As part of a security related project written in Node.js, I'm looking at some of the work done by the team behind PHPIDS, specifically their filter list, which is composed of a large amount of regular expressions that matches a variety of different attack payloads.
I want to make it clear that I am of course fully aware that this project hasn't been maintained for almost eight years now, but I still definitely see how these filters could play a valuable role in a larger detection system.
With that out of the way, I have been struggling to find a good way to "convert" some of these PCRE specific expressions to a format that is compatible with the standard JavaScript implementation.
So far I've tried using different tools, such as regex 101, pcre-to-regexp and babel-plugin-transform-modern-regexp, but they all choke on the same features: "negative lookbehinds" and "group conditionals".
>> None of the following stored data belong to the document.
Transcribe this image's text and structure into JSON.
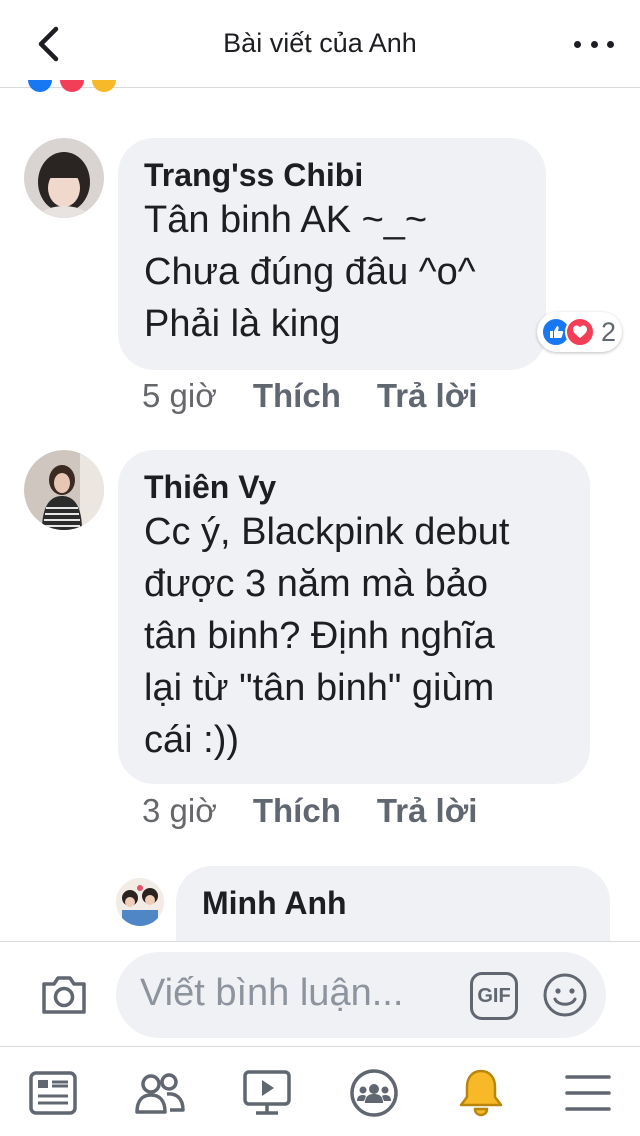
{
  "header": {
    "title": "Bài viết của Anh",
    "back_icon": "chevron-left-icon",
    "more_icon": "more-horizontal-icon"
  },
  "comments": [
    {
      "author": "Trang'ss Chibi",
      "lines": [
        "Tân binh AK ~_~",
        "Chưa đúng đâu ^o^",
        "Phải là king"
      ],
      "time": "5 giờ",
      "like_label": "Thích",
      "reply_label": "Trả lời",
      "reactions": {
        "icons": [
          "like-icon",
          "love-icon"
        ],
        "count": "2"
      }
    },
    {
      "author": "Thiên Vy",
      "lines": [
        "Cc ý, Blackpink debut",
        "được 3 năm mà bảo",
        "tân binh? Định nghĩa",
        "lại từ \"tân binh\" giùm",
        "cái :))"
      ],
      "time": "3 giờ",
      "like_label": "Thích",
      "reply_label": "Trả lời"
    },
    {
      "author": "Minh Anh"
    }
  ],
  "composer": {
    "placeholder": "Viết bình luận...",
    "gif_label": "GIF"
  },
  "tabbar": {
    "items": [
      "news-feed-icon",
      "friends-icon",
      "watch-icon",
      "groups-icon",
      "notifications-icon",
      "menu-icon"
    ],
    "active": "notifications-icon"
  },
  "colors": {
    "like_blue": "#1877f2",
    "love_red": "#f33e58",
    "bell_gold": "#f7b928",
    "bubble_bg": "#f0f1f4",
    "meta_gray": "#65676b"
  }
}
From that I understand, many features that have been lacking in the JS implementation are on their way, which is great - but there's basically no word on these two specifically (as far as I can find).
My hope is that for someone who actually understands the inner workings of these features, rewriting these could be fairly straight forward, maybe using a combination of significantly less complex expressions and/or some extra processing before/after these are run, to sort of act like a "polyfill" more or less.
I'm attaching a link to one of these patterns on RegExr, because of their incredibly helpful autogenerated explanation of the pattern and all of the different parts, as well as the full expression here as well.
RegExr: Pattern with PCRE features
([^*:\\s\\w,.\\\/?+-]\\s*)?(?<![a-z]\\s)(?<![a-z\\\/_@\\-\\|])(\\s*return\\s*)?(?:create(?:element|attribute|textnode)|[a-z]+events?|setattribute|getelement\\w+|appendchild|createrange|createcontextualfragment|removenode|parentnode|decodeuricomponent|\\wettimeout|(?:ms)?setimmediate|option|useragent)(?(1)[^\\w%\"]|(?:\\s*[^@\\s\\w%\",.+\\-]))
It can't be impossible to achieve the same thing as this nearly decade old expression in JavaScript, could it?